De Vienne , le 9 Décembre 1685.
Le Comte
Caprara
envoya il y a quelques jours , à
l’Empereur
, deux lettres que la pincesse Ragotzi luy avoit écrites. Elles portent qu'elle étoit tousiours résoluë d'attendre la réponse aux lettres qu'elle a écrites en Pologne, & l'issuë des affaires du
Comte Thékéli
son mary. Elle témoigne qu'elle est fortement persuadée qu'il n'a point esté arresté par les Turcs : mais que
le Grand Seigneur
l'a fait appeller à Andrinople pour prendre ses avis , & qu’il reviendra en Hongrie à la Campagne prochaine , à la teste d’une puissante armée. Elle persiste de cette sorte dans le refus de rendre la fortersse de Mongatz : & la garnison continüe ses hostilitez estant encouragée par quelques uns des principaux chefs des Mécontents qui sont dans cette place, & mesme par un Secretaire du
Comte Thékéli
qui donne réglement la paye aux soldats. On n’a pas jugé à propos d’en former le siége , parce qu’elle ne manque de rien pour une vigoureuse défense : & qu’ainsi on ne pouvoit l’attaquer cet hyver , sans ruiner les troupes. Un party de la garnison a fait encore depuis peu une sortie sur un quartier des Impériaux : & la pluspart des soldats y ont esté taillez en piéces. Le Comte
Caprara
a mandé aussi qu’on publioit que
le Comte Thékéli
avoit trouvé tant de protection aupres des principaux officiers de la Porte , qu’on luy avoit permis de se justifier du mauvais succez des armes.

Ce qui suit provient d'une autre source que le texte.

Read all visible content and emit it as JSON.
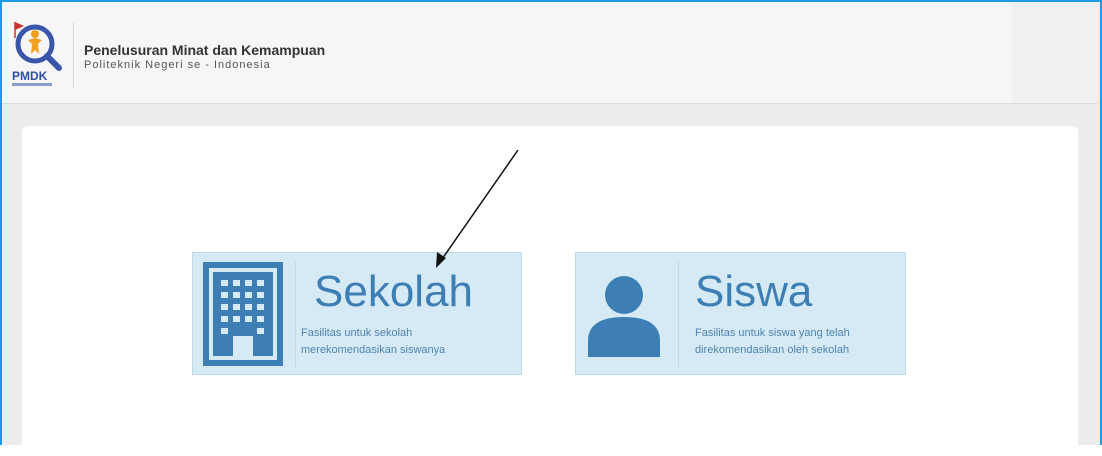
{
  "header": {
    "logo_text": "PMDK",
    "title": "Penelusuran Minat dan Kemampuan",
    "subtitle": "Politeknik Negeri se - Indonesia"
  },
  "options": [
    {
      "title": "Sekolah",
      "desc_line1": "Fasilitas untuk sekolah",
      "desc_line2": "merekomendasikan siswanya",
      "icon": "building-icon"
    },
    {
      "title": "Siswa",
      "desc_line1": "Fasilitas untuk siswa yang telah",
      "desc_line2": "direkomendasikan oleh sekolah",
      "icon": "user-icon"
    }
  ],
  "colors": {
    "accent": "#3d7fb4",
    "card_bg": "#d6eaf6",
    "frame": "#1e9be8"
  },
  "annotation": "arrow-pointing-to-sekolah"
}
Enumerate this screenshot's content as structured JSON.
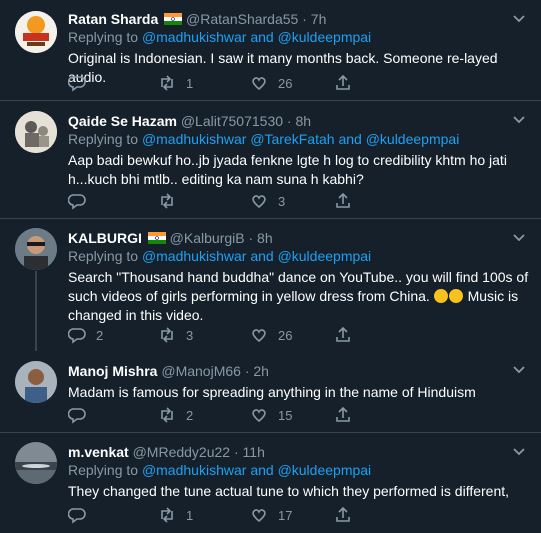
{
  "tweets": [
    {
      "name": "Ratan Sharda",
      "handle": "@RatanSharda55",
      "dot": "·",
      "time": "7h",
      "replying_label": "Replying to",
      "mentions": [
        "@madhukishwar",
        "and",
        "@kuldeepmpai"
      ],
      "text": "Original is Indonesian. I saw it many months back. Someone re-layed audio.",
      "replies": "",
      "retweets": "1",
      "likes": "26"
    },
    {
      "name": "Qaide Se Hazam",
      "handle": "@Lalit75071530",
      "dot": "·",
      "time": "8h",
      "replying_label": "Replying to",
      "mentions": [
        "@madhukishwar",
        "@TarekFatah",
        "and",
        "@kuldeepmpai"
      ],
      "text": "Aap badi bewkuf ho..jb jyada fenkne lgte h log to credibility khtm ho jati h...kuch bhi mtlb.. editing ka nam suna h kabhi?",
      "replies": "",
      "retweets": "",
      "likes": "3"
    },
    {
      "name": "KALBURGI",
      "handle": "@KalburgiB",
      "dot": "·",
      "time": "8h",
      "replying_label": "Replying to",
      "mentions": [
        "@madhukishwar",
        "and",
        "@kuldeepmpai"
      ],
      "text_a": "Search \"Thousand hand buddha\" dance on YouTube.. you will find 100s of such videos of girls performing in yellow dress from China.",
      "text_b": "Music is changed in this video.",
      "replies": "2",
      "retweets": "3",
      "likes": "26"
    },
    {
      "name": "Manoj Mishra",
      "handle": "@ManojM66",
      "dot": "·",
      "time": "2h",
      "text": "Madam is famous for spreading anything in the name of Hinduism",
      "replies": "",
      "retweets": "2",
      "likes": "15"
    },
    {
      "name": "m.venkat",
      "handle": "@MReddy2u22",
      "dot": "·",
      "time": "11h",
      "replying_label": "Replying to",
      "mentions": [
        "@madhukishwar",
        "and",
        "@kuldeepmpai"
      ],
      "text": "They changed the tune actual tune to which they performed is different,",
      "replies": "",
      "retweets": "1",
      "likes": "17"
    }
  ],
  "icons": {
    "reply": "reply-icon",
    "retweet": "retweet-icon",
    "like": "heart-icon",
    "share": "share-icon",
    "more": "chevron-down-icon"
  },
  "colors": {
    "background": "#15202b",
    "link": "#1da1f2",
    "muted": "#8899a6",
    "divider": "#38444d"
  }
}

Othomanes dans la derniere Campagne de Hongrie : qu’il avoit commencé à le faire avec tant de succez , qu’on disoit mesme qu’il y avoit quelque apparence que
le Grand Seigneur
le remettroit en liberté : & qu’il pourroit revenir en Hongrie avec des forces considérables. On a tenu conseil sur ces
nouvelles : & le 4 de ce mois , on renvoya le Courier au Comte
Caprara
avec des ordres qui sont encore tenus secrets. Le brüit court aussi que les principaux Chefs des Mécontents qui sont restez dans Mongatz & en Transylvanie , ont dessein d'envoyer des Députez à la Porte Othomane , pour y solliciter l'élargissement du
Comte Thékéli
.
L'Empereur
a fait donner avis au
Roy de Pologne
& à la République de Venise , des instances que les Turcs continüent de faire pour la paix ou pour une tréve : & il leur a pareillement envoyé deux lettres qu'il a receües du Bacha de Bude sur ce sujet. La Republique de Venise a desia fait sçavoir son sentiment , qui est qu'en casque
l'Empereur
juge à propos d'écouter les propositions de la Porte , les négociations doivent estre faites les armes à la main , sans envoyer de Ministres à Bude ou à Constantinople. Qu'au contraire il faut declarer aux Turcs , qu'ils doivent envoyer des Ministres autorisez vers
l'Empereur
& vers ses Alliez : & qu'ils s'expliquent avant toutes choses , sur la satisfaction qu'ils prétendent leur donner.
Sa Majesté Impériale
attend la réponse du
Roy de Pologne
pour résoudre celle qui sera donnée à l'Aga Achmet Chelebi qui a voulu demeurer a Comorre , quoy qu'il ait esté congédié , & qu'on ait cessé de luy fournir la subsistance qu'on donne reciproquement aux Ministres de la Porte & à ceux de
l'Empereur
.
On apprend que les troubles augmentent tous les jours en plusieurs lieux de l'Empire Othoman
: & que
le Grand Seigneur
a fait desarmer tous les Chrestiens de la Morée & de la pluspart des Isles de l'Archipel , de crainte qu'ils ne se soulevassent , & qu'ils ne se joignissent aux Vénitiens à la premiere occasion favorable. L'Envoyé de
Michel Apaffi
Prince de Transylvanie est party pour aller rendre compte à son Maistre du succez de sa négociation en cette Cour. Il avoit fait espérer que ce Prince donneroit ce qui seroit necessaire pour la subsistance de huit mille hommes des troupes Impériales : & sous cette condition on luy avoit accordé une exemption de quartiers d'hyver. Mais on a sçeu qu'il a changé de résolution : & que le Comte
Caprara
a commandé le Comte Caraffa Lieutenant Général avec six mille Allemands & trois mille Hongrois pour aller prendre des quartiers d'hyver dans la Transylvanie , & y demeurer jusqu'à ce que
Michel Apaffi
ait donné des asseurances qu'il payera à
l'Empereur
un tribut annüel de quarante mille florins , ou que le Canton de Debrezin ait traité pour l'entretien de cinq mille AIlemans & de mille Hongrois. Le Général Major Heusler suivant les derniéres nouvelles de Hongrie , estoit allé avec six mille Allemans , faire une course vers Agria , & sur les Terres des Turcs. Hier , le
Prince de Hannover
arriva icy.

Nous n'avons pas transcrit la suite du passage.